Gadis cantik itu tentu saja gelagapan setengah mati sambil berusaha keras membuka matanya lebar-lebar. Disambut gelak tawa teman-temannya karena raut muka mengantuk Zoya jadi lucu sekali. Mirip dengan anak kucing yang tertidur lalu diam-diam didekatkan udang goreng ke hidungnya.

"Eh, ehm, bakteri termofilik, Pak?" dengan gagap Zoya menjawab. Matanya benar-benar melotot 100% sekarang. Gelegar ketawa teman-temannya tadi menggugah penuh kesadarannya. 

Sang Dosen muda yang sudah bergelar Doktor itu mengangguk-angguk sambil tersenyum puas.

"Kalian dengarkan itu semua. Zoya yang sudah dalam posisi tertidur saja bisa menjawab pertanyaan. Nah, belajarlah dari Zoya bagaimana cara dia memahami kuliah sembari tertidur."
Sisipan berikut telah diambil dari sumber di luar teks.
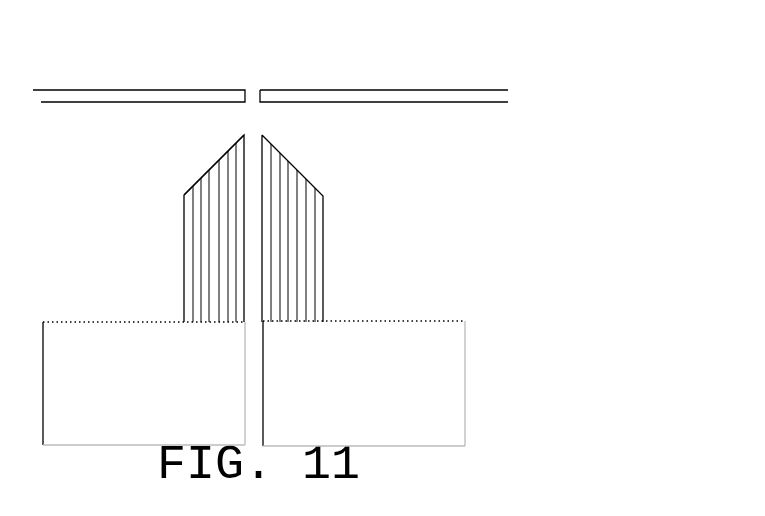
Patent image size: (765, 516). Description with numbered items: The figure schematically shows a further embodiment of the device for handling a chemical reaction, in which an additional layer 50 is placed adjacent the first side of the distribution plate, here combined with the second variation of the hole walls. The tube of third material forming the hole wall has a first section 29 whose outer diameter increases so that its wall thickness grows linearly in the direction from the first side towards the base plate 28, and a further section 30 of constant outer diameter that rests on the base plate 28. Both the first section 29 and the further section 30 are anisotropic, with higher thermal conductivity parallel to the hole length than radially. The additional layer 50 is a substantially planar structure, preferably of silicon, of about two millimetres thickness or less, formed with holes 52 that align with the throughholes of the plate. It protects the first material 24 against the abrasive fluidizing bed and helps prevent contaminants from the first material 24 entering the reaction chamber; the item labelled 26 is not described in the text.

The first material 24 is at (134, 162).
The pillar structure 26 is at (330, 220).
The base plate 28 is at (185, 389).
The first section 29 is at (213, 165).
The further section 30 is at (205, 228).
The additional layer 50 is at (475, 108).
The holes 52 is at (253, 125).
Kembali terdengar suara riuh ketawa. Zoya meringis. Sementara Sang Dosen yang bernama Dr. dr. Abdullah Perwira itu melemparkan pandangan simpatik kepada Zoya. Dia tahu Zoya adalah mahasiswi paling cerdas yang pernah diajarnya. Gadis itu rajin belajar dan gemar membaca buku. Doktor Wira sering sekali melihat Zoya duduk dengan tekun di perpustakaan kampus. Berjam-jam lamanya. 

Secara tidak sengaja Doktor Wira sering menjumpai Zoya di perpustakaan. Dia juga suka membaca. Diam-diam dosen muda yang tampan itu mengamati Zoya dalam beberapa kesempatan. Gadis muda yang sangat menarik. Cantik, pintar, lucu, dan aktif dalam kegiatan organisasi Islam di kampus. Belum lagi Zoya juga sangat menyukai olahraga terutama Badminton. Zoya adalah andalan Fakultas Kedokteran IPB dari cabang olah raga Badminton jika ada turnamen tingkat universitas. Tidak selalu juara tapi setidaknya Zoya selalu naik podium. Karena memang seringkali hanya 3 fakultas yang mengirimkan wakilnya ke turnamen.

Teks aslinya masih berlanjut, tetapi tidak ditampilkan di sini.